La production garde l’essentiel : une guitare qui pulse doucement, presque timide, comme si elle ne voulait pas prendre trop de place ; un rythme qui avance sans presser, celui d’un homme qui a compris que courir ne change rien au paysage ; quelques éclats de pedal steel qui servent davantage de lampe de poche que d’ornement. Rien ne déborde. Tout respire. L’économie du geste devient une esthétique.
Smyths ne cherche pas l’émotion — il l’habite. À soixante-quatre ans, il ne joue plus. Il raconte. Et même quand il semble s’adresser à quelqu’un d’autre, on devine qu’il parle surtout à celui qu’il fut : un gamin nourri d’AC/DC, un jeune adulte insatiable, un musicien qui a traversé l’Europe et enregistré des morceaux dans des studios anonymes, un homme qui a perdu du temps, gagné de la lucidité, et décidé que chaque chanson serait désormais un fragment de vérité.
Now I’m Wiser fonctionne comme une épiphanie lente : la maturité n’y est ni posture ni résignation, mais une façon de remercier la vie d’avoir été dure, parce que sans elle, la voix ne tremblerait pas comme ça.
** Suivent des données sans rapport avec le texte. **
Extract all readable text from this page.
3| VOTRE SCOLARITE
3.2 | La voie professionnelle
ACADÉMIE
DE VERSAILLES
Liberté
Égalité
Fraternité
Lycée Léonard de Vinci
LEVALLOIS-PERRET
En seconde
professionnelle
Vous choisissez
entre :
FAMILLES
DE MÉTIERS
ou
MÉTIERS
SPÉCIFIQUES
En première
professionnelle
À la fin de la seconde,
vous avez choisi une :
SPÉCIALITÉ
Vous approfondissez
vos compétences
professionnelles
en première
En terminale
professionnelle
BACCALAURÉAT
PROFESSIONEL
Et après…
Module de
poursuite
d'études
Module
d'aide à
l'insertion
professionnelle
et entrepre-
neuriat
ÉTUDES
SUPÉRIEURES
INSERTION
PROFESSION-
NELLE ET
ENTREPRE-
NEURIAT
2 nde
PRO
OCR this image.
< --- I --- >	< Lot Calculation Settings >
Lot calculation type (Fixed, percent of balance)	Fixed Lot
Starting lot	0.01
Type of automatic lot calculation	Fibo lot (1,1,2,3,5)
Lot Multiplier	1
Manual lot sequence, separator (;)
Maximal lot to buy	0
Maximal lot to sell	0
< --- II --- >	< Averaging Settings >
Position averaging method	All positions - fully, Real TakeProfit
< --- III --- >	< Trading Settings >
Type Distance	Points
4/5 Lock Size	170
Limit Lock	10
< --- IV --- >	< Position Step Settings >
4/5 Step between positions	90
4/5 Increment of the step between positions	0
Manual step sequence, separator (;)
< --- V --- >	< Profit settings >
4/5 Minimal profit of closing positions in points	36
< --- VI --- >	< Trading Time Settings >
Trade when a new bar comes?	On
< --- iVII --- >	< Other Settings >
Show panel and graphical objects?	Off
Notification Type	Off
Il y a quelque chose d’indestructible dans cette fragilité maîtrisée.
Et c’est précisément là, dans cette ligne de crête entre le souvenir et l’avenir, que John Smyths devient précieux : il rappelle qu’il n’est jamais trop tard pour écrire la bonne chanson, celle qui répare un peu, qui rassemble un peu, qui regarde derrière en avançant devant.
Avec Now I’m Wiser, John Smyths prouve que la country la plus authentique ne dépend ni de Nashville ni de l’âge : elle dépend seulement de la vérité qu’on ose enfin chanter.